Lorsque l’on demande son consentement à une autre personne, il est donc important de poser un cadre rassurant, indiquant que toute réponse est acceptable et sera acceptée, et qu’une réponse négative n’entrainera pas de changement de disposition à son égard. Et la première question peut d’ailleurs être de demander si la personne a ou non des difficultés à poser son “non“, et d’adapter son comportement en conséquence.
Ce n’est qu’une fois que ce cadre est posé que l’on peut pleinement laisser à l’autre la responsabilité de son consentement, sans l’infantiliser et prendre de décision à sa place.
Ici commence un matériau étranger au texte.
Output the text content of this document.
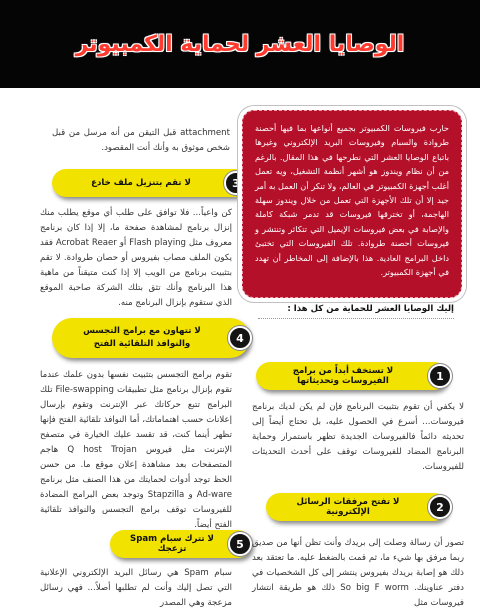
الوصايا العشر لحماية الكمبيوتر
attachment قبل التيقن من أنه مرسل من قبل شخص موثوق به وأنك أنت المقصود.
لا تقم بتنزيل ملف خادع	3
كن واعياً... فلا توافق على طلب أي موقع يطلب منك إنزال برنامج لمشاهدة صفحة ما، إلا إذا كان برنامج معروف مثل Flash playing أو Acrobat Reaer فقد يكون الملف مصاب بفيروس أو حصان طروادة. لا تقم بتثبيت برنامج من الويب إلا إذا كنت متيقناً من ماهية هذا البرنامج وأنك تثق بتلك الشركة صاحبة الموقع الذي ستقوم بإنزال البرنامج منه.
لا تتهاون مع برامج التجسس والنوافذ التلقائية الفتح	4
تقوم برامج التجسس بتثبيت نفسها بدون علمك عندما تقوم بإنزال برنامج مثل تطبيقات File-swapping تلك البرامج تتبع حركاتك عبر الإنترنت وتقوم بإرسال إعلانات حسب اهتماماتك، أما النوافذ تلقائية الفتح فإنها تظهر أينما كنت، قد تقسد عليك الخيارة في متصفح الإنترنت مثل فيروس Q host Trojan هاجم المتصفحات بعد مشاهدة إعلان موقع ما. من حسن الحظ توجد أدوات لحمايتك من هذا الصنف مثل برنامج Ad-ware و Stapzilla وتوجد بعض البرامج المضادة للفيروسات توقف برامج التجسس والنوافذ تلقائية الفتح أيضاً.
لا تترك سبام Spam تزعجك	5
سبام Spam هي رسائل البريد الإلكتروني الإعلانية التي تصل إليك وأنت لم تطلبها أصلاً... فهي رسائل مزعجة وهي المصدر
حارب فيروسات الكمبيوتر بجميع أنواعها بما فيها أحصنة طروادة والسبام وفيروسات البريد الإلكتروني وغيرها باتباع الوصايا العشر التي نطرحها في هذا المقال. بالرغم من أن نظام ويندوز هو أشهر أنظمة التشغيل، ويه تعمل أغلب أجهزة الكمبيوتر في العالم، ولا تنكر أن العمل به أمر جيد إلا أن تلك الأجهزة التي تعمل من خلال ويندوز سهلة الهاجمة، أو تخترقها فيروسات قد تدمر شبكة كاملة والإصابة في بعض فيروسات الإيميل التي تتكاثر وتنتشر و فيروسات أحصنة طروادة. تلك الفيروسات التي تختبئ داخل البرامج العادية. هذا بالإضافة إلى المخاطر أن تهدد في أجهزة الكمبيوتر.
إليك الوصايا العشر للحماية من كل هذا :
لا تستخف أبداً من برامج الفيروسات وتحديثاتها	1
لا يكفي أن تقوم بتثبيت البرنامج فإن لم يكن لديك برنامج فيروسات... أسرع في الحصول عليه، بل تحتاج أيضاً إلى تحديثه دائماً فالفيروسات الجديدة تظهر باستمرار وحماية البرنامج المضاد للفيروسات توقف على أحدث التحديثات للفيروسات.
لا تفتح مرفقات الرسائل الإلكترونية	2
تصور أن رسالة وصلت إلى بريدك وأنت تظن أنها من صديق ربما مرفق بها شيء ما، ثم قمت بالضغط عليه. ما تعتقد بعد ذلك هو إصابة بريدك بفيروس ينتشر إلى كل الشخصيات في دفتر عناوينك. So big F worm ذلك هو طريقة انتشار فيروسات مثل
Chacun·e est responsable de son consentement, mais chacun·e est aussi responsable de créer un cadre où le consentement de l’autre pourra être exprimé.
Un “oui” n’a de valeur que si le “non” est possible. Et savoir que l’on peut dire “non” a tout moment et qu’il sera entendu et respecté donne parfois envie de dire “oui“.
Un exemple, le premier baiser
Patience, ce paragraphe est à venir 😉
Quelques tips
Il faut toujours remercier quelqu’un·e qui pose ses limites, car ce n’est jamais facile.
Il est plus facile de répondre par un “oui” que par un “non“. Lorsque vous sentez que votre partenaire n’est pas en phase avec une activité (sexuelle ou non), vous pouvez lui demander “Veux-tu arrêter ?” plutôt que “Veux-tu continuer ?“. Si jamais la personne n’a pas envie de continuer, il lui sera toujours plus facile de l’exprimer avec la première formulation, car la question implique que le fait d’arrêter l’interaction est une option tout à fait envisageable.
Le mythe de Méduse
On nous demande régulièrement pourquoi avoir choisi Méduse comme figure de la carte “J’ai dit non“. Partant d’un mythe misogyne où Méduse est décrit tour à tour comme victime impuissante ou monstre maléfique, Méduse est petit à petit devenue une icône féministe qui renverse les tropes, ces clichés narratifs sexistes. Alors que la société et les hommes n’ont de cesse de l’objectifier, Méduse affirme son rôle de sujet actif, désirant et agissant. Du “male gaze“, on passe au “female gaze“. Et face aux personnes qui l’objectifient via le regard porté sur elle, elle les transforme en retour en statue de pierre, soit littéralement… en objet !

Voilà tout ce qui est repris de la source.